KUZEY DE GÜNEY DE ZARAR GÖRÜYOR Bu durumdan sadece Kuzey Kıbrıs değil, Güney Kıbrıs sahillerinin de zarar görmekte olduğuna dikkati çeken Prof. Dr. Benli, bu konuda ciddi bir mücadele başlatabilmek için Kuzey Kıbrıs Türk Cumhuriyeti'ne uygulanan ambargoların kalkması gerektiğini kaydetti. Benli, yaptıkları çalışmalardan elde ettikleri sonuçları yayın haline getirerek, bilimsel dergilerde yayınladıklarını ve bu konuda bir duyarlılık yaratmaya çalıştıklarını anlattı.

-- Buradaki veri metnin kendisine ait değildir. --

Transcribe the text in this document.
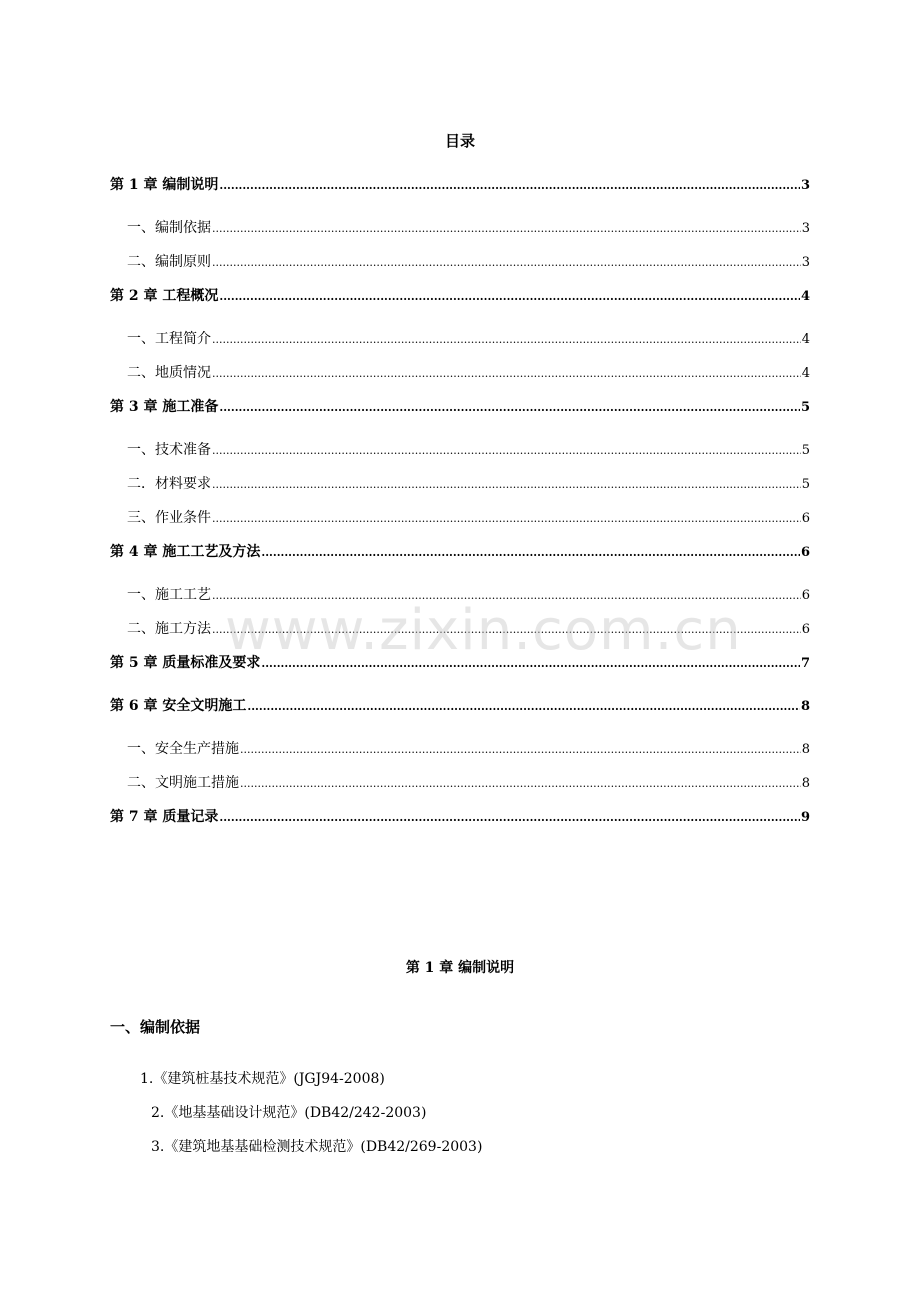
目录
第 1 章 编制说明 .....	3
一、编制依据 .....	3
二、编制原则 .....	3
第 2 章 工程概况 .....	4
一、工程简介 .....	4
二、地质情况 .....	4
第 3 章 施工准备 .....	5
一、技术准备 .....	5
二．材料要求 .....	5
三、作业条件 .....	6
第 4 章 施工工艺及方法 .....	6
一、施工工艺 .....	6
二、施工方法 .....	6
第 5 章 质量标准及要求 .....	7
第 6 章 安全文明施工 .....	8
一、安全生产措施 .....	8
二、文明施工措施 .....	8
第 7 章 质量记录 .....	9
www.zixin.com.cn
第 1 章 编制说明
一、编制依据
1.《建筑桩基技术规范》(JGJ94-2008)
2.《地基基础设计规范》(DB42/242-2003)
3.《建筑地基基础检测技术规范》(DB42/269-2003)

Bugüne kadar kendileri dışında Doğu Akdeniz'de denizdeki tüm eko sistemleri inceleyen bir çalışmanın yapılmamış olduğuna dikkati çeken Benli, son çalışmaların ardından elde edilen bilgileri Türkçe yayın haline getirip KKTC, Türkiye ve uluslararası kuruluşların hizmetine sunacaklarını vurguladı.

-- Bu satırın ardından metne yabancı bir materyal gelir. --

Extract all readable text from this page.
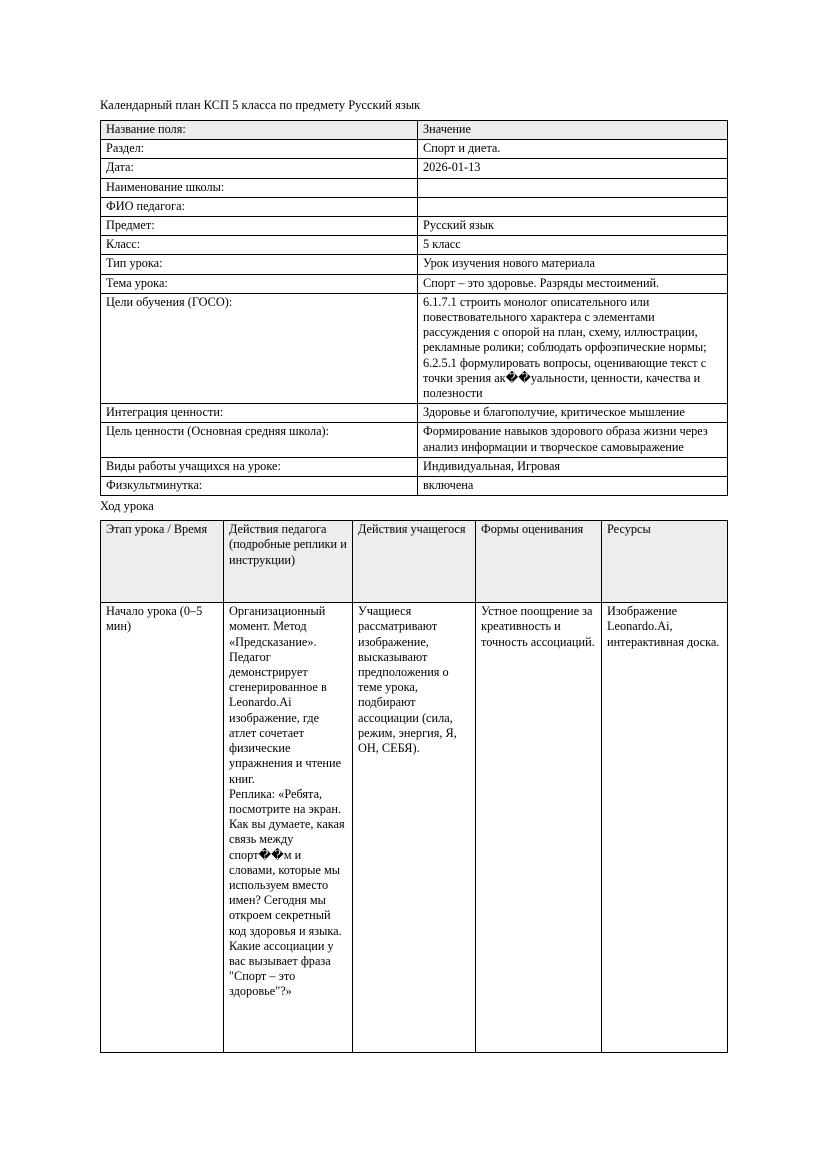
Календарный план КСП 5 класса по предмету Русский язык

Название поля:	Значение
Раздел:	Спорт и диета.
Дата:	2026-01-13
Наименование школы:	
ФИО педагога:	
Предмет:	Русский язык
Класс:	5 класс
Тип урока:	Урок изучения нового материала
Тема урока:	Спорт – это здоровье. Разряды местоимений.
Цели обучения (ГОСО):	6.1.7.1 строить монолог описательного или повествовательного характера с элементами рассуждения с опорой на план, схему, иллюстрации, рекламные ролики; соблюдать орфоэпические нормы; 6.2.5.1 формулировать вопросы, оценивающие текст с точки зрения ак��уальности, ценности, качества и полезности
Интеграция ценности:	Здоровье и благополучие, критическое мышление
Цель ценности (Основная средняя школа):	Формирование навыков здорового образа жизни через анализ информации и творческое самовыражение
Виды работы учащихся на уроке:	Индивидуальная, Игровая
Физкультминутка:	включена

Ход урока

Этап урока / Время	Действия педагога (подробные реплики и инструкции)	Действия учащегося	Формы оценивания	Ресурсы
Начало урока (0–5 мин)	Организационный момент. Метод «Предсказание». Педагог демонстрирует сгенерированное в Leonardo.Ai изображение, где атлет сочетает физические упражнения и чтение книг.

Реплика: «Ребята, посмотрите на экран. Как вы думаете, какая связь между спорт��м и словами, которые мы используем вместо имен? Сегодня мы откроем секретный код здоровья и языка. Какие ассоциации у вас вызывает фраза "Спорт – это здоровье"?»	Учащиеся рассматривают изображение, высказывают предположения о теме урока, подбирают ассоциации (сила, режим, энергия, Я, ОН, СЕБЯ).	Устное поощрение за креативность и точность ассоциаций.	Изображение Leonardo.Ai, интерактивная доска.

Gazimağusa Körfezi'nde oluşan kirlilik, Çevre Koruma Dairesi ve Limanlar Dairesi tarafından da endişeyle izleniyor.
Çevre Koruma Dairesi Müdürü Bülent Arkın, konuyla ilgili olarak TAK muhabirine yaptığı açıklamada, geçtiğimiz hafta turizm yatırımlarındaki yoğun marina ve dalgakıran talebi üzerine Hayvancılık Dairesi, Su Ürünleri Birimi, Girne Kaymakamlığı ve Limanlar Dairesi'yle yaptıkları toplantıda, Limanlar Dairesi yetkilisinin konuyu gündeme getirerek kendilerini bilgilendirdiğini söyledi.

Deniz dibinde ve deniz yüzeyinde oluşan kirliliğin ülke açısından çok kötü bir olay olduğuna işaret eden Bülent Arkın, "Bu noktadan hareketle bunun araştırılması, bu kirliliği oluşturanların tespit edilmesi ve gerekli cezalara çarptırılması için çalışma başlatmış bulunuyoruz" dedi.

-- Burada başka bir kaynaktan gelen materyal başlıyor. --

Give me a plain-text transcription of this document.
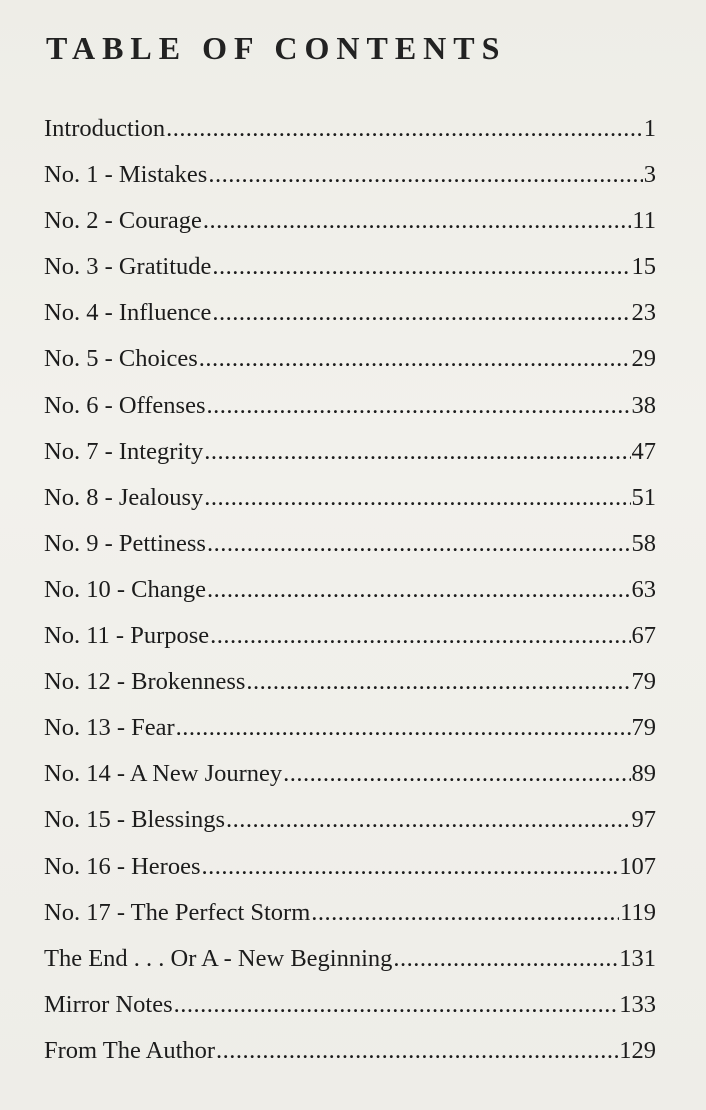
TABLE OF CONTENTS
Introduction .....	1
No. 1 - Mistakes .....	3
No. 2 - Courage .....	11
No. 3 - Gratitude .....	15
No. 4 - Influence .....	23
No. 5 - Choices .....	29
No. 6 - Offenses .....	38
No. 7 - Integrity .....	47
No. 8 - Jealousy .....	51
No. 9 - Pettiness .....	58
No. 10 - Change .....	63
No. 11 - Purpose .....	67
No. 12 - Brokenness .....	79
No. 13 - Fear .....	79
No. 14 - A New Journey .....	89
No. 15 - Blessings .....	97
No. 16 - Heroes .....	107
No. 17 - The Perfect Storm .....	119
The End . . . Or A - New Beginning .....	131
Mirror Notes .....	133
From The Author .....	129
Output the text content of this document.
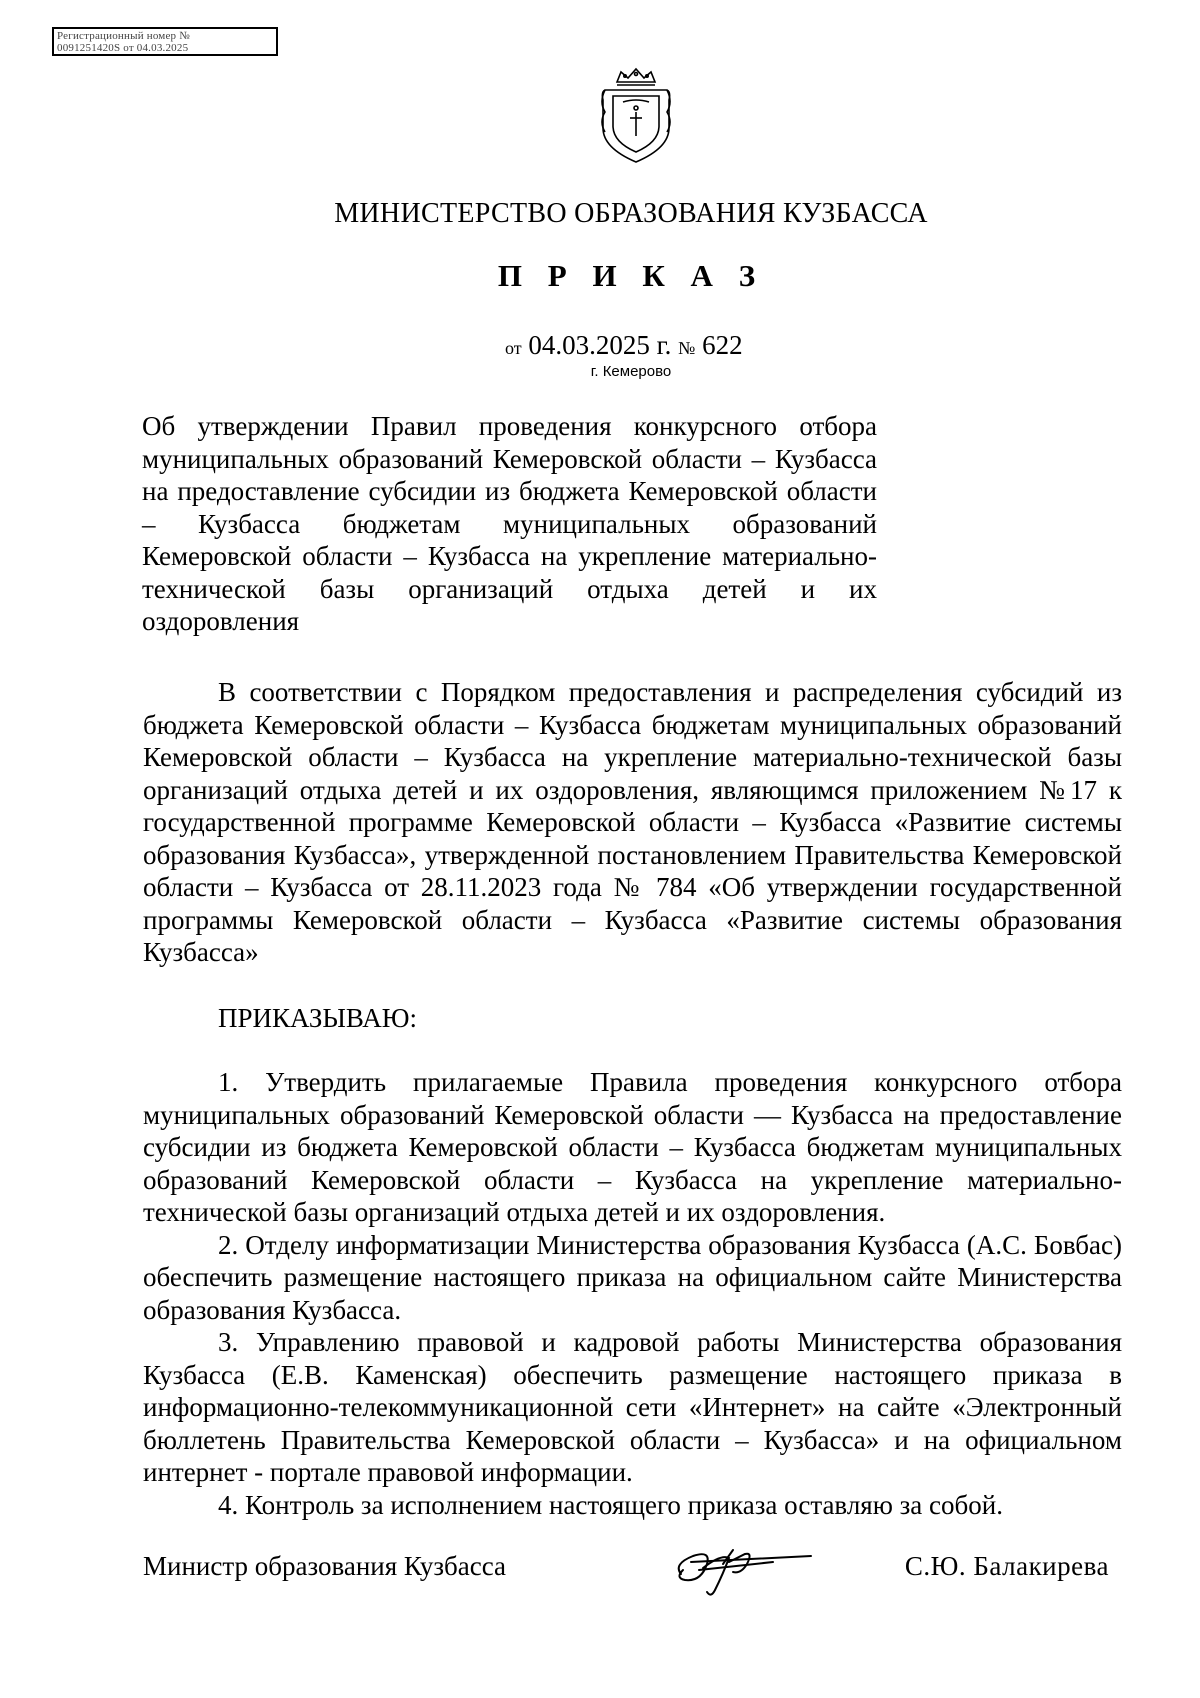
Регистрационный номер №
0091251420S от 04.03.2025
МИНИСТЕРСТВО ОБРАЗОВАНИЯ КУЗБАССА
П Р И К А З
от 04.03.2025 г. № 622
г. Кемерово
Об утверждении Правил проведения конкурсного отбора муниципальных образований Кемеровской области – Кузбасса на предоставление субсидии из бюджета Кемеровской области – Кузбасса бюджетам муниципальных образований Кемеровской области – Кузбасса на укрепление материально-технической базы организаций отдыха детей и их оздоровления
В соответствии с Порядком предоставления и распределения субсидий из бюджета Кемеровской области – Кузбасса бюджетам муниципальных образований Кемеровской области – Кузбасса на укрепление материально-технической базы организаций отдыха детей и их оздоровления, являющимся приложением №17 к государственной программе Кемеровской области – Кузбасса «Развитие системы образования Кузбасса», утвержденной постановлением Правительства Кемеровской области – Кузбасса от 28.11.2023 года № 784 «Об утверждении государственной программы Кемеровской области – Кузбасса «Развитие системы образования Кузбасса»
ПРИКАЗЫВАЮ:

1. Утвердить прилагаемые Правила проведения конкурсного отбора муниципальных образований Кемеровской области — Кузбасса на предоставление субсидии из бюджета Кемеровской области – Кузбасса бюджетам муниципальных образований Кемеровской области – Кузбасса на укрепление материально-технической базы организаций отдыха детей и их оздоровления.

2. Отделу информатизации Министерства образования Кузбасса (А.С. Бовбас) обеспечить размещение настоящего приказа на официальном сайте Министерства образования Кузбасса.

3. Управлению правовой и кадровой работы Министерства образования Кузбасса (Е.В. Каменская) обеспечить размещение настоящего приказа в информационно-телекоммуникационной сети «Интернет» на сайте «Электронный бюллетень Правительства Кемеровской области – Кузбасса» и на официальном интернет - портале правовой информации.

4. Контроль за исполнением настоящего приказа оставляю за собой.

Министр образования Кузбасса	С.Ю. Балакирева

Piri Reis gemisi yetkililerinden gerekli verileri de alarak konuyu derinliğine inceleyeceklerini vurgulayan Bülent Arkın, önümüzdeki hafta içerisinde ilgili birimlerle bir toplantı yaparak, "Kirlilik oluşmasının önlenmesi, oluşan kirliliğin nasıl kaldırılacağı ve bu tür hareketlerin önüne nasıl geçileceği" yönünde kararlar üretip uygulamaya koyacaklarını vurguladı.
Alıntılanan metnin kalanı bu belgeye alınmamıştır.